By a happy coincidence, a close friend of mine is preparing to lead a book group on Swann's Way at the Richard Hugo House in Seattle. Whenever I can squeeze in a phone call to my friend, we discuss Proust in bits and pieces. He recently reminded me that a major theme of the novel revolves around habit, which, necessary as it is in Proust's view, has an inevitably dulling effect on attentiveness. In Within a Budding Grove, I recently came across a passage that speaks directly to my friend's observations.

On page 705 of the silver Moncrieff edition, young Marcel is taking the train for the first time to Balbec. The train stops at a little station between two mountains, and Marcel spots a tall girl emerging from the station house, carrying a jar of milk. She walks past the train windows and offers milk and coffee to the few awakened passengers. Marcel suddenly remarks:

Flushed with the glow of morning, her face was rosier than the sky. I felt on seeing her that desire to live which is reborn in us whenever we become conscious anew of beauty and of happiness.


To what should we attribute Marcel's sudden awakening to a renewed sense of life and beauty? Marcel analyzes it this way:

But in this again the temporary cessation of Habit played a great part. I was giving the milk-girl the benefit of the fact that it was the whole of my being, fit to taste the keenest joys, which confronted her. As a rule it is with our being reduced to a minimum that we live; most of our faculties lie dormant because they can rely upon Habit, which knows what there is to be done and has no need of their services. But on the morning of travel, the interruption of the routine of my existence, the unfamiliar place and time, had made their presence indispensable. My habits, which were sedentary and not matutinal, for once were missing, and all my faculties came hurrying to take their place, vying with one another in their zeal, rising, each of them, like waves, to the same unaccustomed level, from the basest to the most exalted, from breath, appetite, the circulation of my blood to receptivity and imagination.

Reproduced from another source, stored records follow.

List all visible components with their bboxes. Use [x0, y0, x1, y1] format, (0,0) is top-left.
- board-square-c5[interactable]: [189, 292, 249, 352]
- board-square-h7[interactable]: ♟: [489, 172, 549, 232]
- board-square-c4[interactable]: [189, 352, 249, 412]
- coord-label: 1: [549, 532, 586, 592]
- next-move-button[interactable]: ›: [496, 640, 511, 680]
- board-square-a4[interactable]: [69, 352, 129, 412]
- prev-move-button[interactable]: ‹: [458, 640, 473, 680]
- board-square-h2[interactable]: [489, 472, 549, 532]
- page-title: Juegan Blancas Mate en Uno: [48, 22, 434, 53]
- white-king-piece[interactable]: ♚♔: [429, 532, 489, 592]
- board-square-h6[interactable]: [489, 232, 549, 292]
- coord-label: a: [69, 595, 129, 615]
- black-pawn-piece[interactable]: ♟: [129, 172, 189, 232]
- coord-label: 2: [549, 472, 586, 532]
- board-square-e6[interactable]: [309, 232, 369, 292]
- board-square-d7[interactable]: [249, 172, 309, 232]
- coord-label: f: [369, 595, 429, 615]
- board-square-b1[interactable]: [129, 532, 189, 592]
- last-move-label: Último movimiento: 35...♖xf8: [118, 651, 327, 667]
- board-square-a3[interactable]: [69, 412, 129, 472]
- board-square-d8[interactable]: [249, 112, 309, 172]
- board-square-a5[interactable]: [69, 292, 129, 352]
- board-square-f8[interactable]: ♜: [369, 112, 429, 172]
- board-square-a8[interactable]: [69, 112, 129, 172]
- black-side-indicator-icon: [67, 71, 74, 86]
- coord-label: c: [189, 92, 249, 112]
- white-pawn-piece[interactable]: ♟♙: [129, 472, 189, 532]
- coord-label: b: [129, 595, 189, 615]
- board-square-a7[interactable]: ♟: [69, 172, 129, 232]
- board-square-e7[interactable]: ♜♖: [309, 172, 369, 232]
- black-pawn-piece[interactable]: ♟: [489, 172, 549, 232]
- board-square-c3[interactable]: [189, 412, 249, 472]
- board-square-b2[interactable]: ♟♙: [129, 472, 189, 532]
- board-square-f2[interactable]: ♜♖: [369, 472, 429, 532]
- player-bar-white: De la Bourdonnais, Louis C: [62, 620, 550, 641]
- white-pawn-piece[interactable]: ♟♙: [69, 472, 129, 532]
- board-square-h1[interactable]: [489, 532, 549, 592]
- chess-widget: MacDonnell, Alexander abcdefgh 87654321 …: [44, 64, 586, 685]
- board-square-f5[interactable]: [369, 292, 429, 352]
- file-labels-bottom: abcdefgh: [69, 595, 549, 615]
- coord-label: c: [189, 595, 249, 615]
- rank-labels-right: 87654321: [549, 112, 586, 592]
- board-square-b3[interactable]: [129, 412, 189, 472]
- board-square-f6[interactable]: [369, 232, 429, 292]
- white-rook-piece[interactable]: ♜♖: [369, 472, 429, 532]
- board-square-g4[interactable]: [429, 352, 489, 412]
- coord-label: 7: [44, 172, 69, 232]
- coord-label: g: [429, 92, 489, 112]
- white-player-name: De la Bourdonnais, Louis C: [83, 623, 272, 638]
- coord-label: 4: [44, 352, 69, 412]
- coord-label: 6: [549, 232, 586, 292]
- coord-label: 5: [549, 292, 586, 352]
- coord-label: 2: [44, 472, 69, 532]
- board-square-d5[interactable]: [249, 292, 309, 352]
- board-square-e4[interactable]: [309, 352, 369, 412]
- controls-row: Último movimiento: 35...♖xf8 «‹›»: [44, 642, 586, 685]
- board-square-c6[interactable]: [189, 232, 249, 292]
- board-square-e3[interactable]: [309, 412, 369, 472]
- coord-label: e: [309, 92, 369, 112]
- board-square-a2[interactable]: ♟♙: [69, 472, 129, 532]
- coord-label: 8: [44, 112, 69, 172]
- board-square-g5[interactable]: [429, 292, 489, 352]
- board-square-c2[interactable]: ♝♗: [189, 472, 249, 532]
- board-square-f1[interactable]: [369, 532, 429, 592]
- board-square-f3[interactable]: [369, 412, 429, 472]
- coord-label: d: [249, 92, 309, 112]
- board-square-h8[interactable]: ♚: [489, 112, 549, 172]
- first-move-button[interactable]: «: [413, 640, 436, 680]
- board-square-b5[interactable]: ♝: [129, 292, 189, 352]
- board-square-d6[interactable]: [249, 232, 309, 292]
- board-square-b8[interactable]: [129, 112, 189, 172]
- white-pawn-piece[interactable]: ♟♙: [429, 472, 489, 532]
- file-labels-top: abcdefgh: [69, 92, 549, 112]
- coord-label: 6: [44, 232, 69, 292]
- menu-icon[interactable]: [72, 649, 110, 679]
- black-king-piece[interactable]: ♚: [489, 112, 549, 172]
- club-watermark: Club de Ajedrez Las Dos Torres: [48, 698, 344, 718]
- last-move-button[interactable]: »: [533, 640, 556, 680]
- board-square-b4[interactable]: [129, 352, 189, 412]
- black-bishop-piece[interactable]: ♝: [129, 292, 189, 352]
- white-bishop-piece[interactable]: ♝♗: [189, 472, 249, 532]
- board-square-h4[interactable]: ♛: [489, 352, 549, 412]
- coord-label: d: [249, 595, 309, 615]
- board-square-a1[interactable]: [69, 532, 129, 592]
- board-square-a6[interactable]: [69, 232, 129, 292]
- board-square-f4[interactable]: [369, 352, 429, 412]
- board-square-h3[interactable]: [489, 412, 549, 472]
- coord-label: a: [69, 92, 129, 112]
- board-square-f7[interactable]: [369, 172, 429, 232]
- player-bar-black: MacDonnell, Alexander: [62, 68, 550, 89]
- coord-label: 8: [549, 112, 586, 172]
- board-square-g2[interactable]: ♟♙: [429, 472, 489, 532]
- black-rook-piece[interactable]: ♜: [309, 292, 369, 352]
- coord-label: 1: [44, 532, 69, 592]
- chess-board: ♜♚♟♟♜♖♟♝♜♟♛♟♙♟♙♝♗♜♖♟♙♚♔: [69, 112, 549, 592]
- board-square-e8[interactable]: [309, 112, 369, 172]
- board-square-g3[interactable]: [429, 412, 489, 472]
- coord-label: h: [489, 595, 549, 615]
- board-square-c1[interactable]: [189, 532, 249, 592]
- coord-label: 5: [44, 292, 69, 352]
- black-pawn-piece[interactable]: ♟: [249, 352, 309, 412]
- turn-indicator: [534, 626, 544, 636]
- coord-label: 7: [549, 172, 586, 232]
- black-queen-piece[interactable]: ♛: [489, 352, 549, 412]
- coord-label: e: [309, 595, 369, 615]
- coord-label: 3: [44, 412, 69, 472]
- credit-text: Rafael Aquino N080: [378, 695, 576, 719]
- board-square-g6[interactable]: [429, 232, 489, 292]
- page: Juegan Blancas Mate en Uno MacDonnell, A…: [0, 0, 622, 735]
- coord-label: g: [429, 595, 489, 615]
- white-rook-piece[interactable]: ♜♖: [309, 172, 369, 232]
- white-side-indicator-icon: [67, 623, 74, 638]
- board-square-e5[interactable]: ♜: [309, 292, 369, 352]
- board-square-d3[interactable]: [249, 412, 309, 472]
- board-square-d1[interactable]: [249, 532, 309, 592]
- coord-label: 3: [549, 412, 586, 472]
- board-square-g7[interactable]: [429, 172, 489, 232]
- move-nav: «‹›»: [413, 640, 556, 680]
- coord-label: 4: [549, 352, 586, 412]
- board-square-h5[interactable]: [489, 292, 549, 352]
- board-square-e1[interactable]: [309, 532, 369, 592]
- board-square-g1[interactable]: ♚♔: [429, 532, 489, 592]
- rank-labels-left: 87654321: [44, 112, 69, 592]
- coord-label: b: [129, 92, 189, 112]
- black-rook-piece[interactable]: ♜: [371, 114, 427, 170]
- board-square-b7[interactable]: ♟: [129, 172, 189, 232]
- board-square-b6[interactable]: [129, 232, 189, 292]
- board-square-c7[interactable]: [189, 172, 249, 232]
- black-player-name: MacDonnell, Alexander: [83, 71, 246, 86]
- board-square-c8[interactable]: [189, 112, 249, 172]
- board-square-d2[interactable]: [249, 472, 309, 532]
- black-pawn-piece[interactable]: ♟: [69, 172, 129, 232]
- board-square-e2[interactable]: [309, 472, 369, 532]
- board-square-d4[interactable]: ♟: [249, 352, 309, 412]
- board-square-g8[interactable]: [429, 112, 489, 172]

Marcel feels the need to be noticed by the milk-carrier, and he signals her and calls to her. However, he is too late, and she slips away from him in a kind of burning vision as the doors close and the train begins to move. Marcel is not sure whether his exaltation was produced by the girl or whether his exaltation produced the pleasure of being in the girl's presence, but, whatever the case, he yearns to hang onto his excitement and the girl associated with it. Yet, as Marcel all too quickly realizes, his life is speeding away from her, and his thoughts turn to a fantasy of one day arranging to meet up with her again. The final irony is that the fantasy itself becomes a kind of habit of mind, which replaces the effort needed to recreate within him the very exaltation he yearns to hold onto.

I have some practical reasons for attending graduate school, but I only acted on those reasons because I thought the experience would, in my middle age, be an invitation to a renewed attentiveness to life. In a way, it fits a pattern of mine. As soon as I find myself competent at some endeavor, surrounded by respectful colleagues, I feel seized by a desire to jump into fresh endeavors, which, because they are new to me, I'm incompetent at. As increasingly difficult as it is for me to accept newfound incompetence, I feel, in the present case, more than compensated by the falling away of habit that comes with novel challenges. The anxiety that wakes me at four AM also brings with it an alertness that had been so long lost to me that I find it both unnerving and exhilarating.

I do not, as Robert Frost's woodsman, live by "turning to fresh tasks"—at least not in the way that Frost meant it. But with my increasing sense of time swiftly carrying my body to the next sudden reversal, I find it more imperative than ever to live within a consciousness alert to itself and to the fleeting world it endeavors to hold.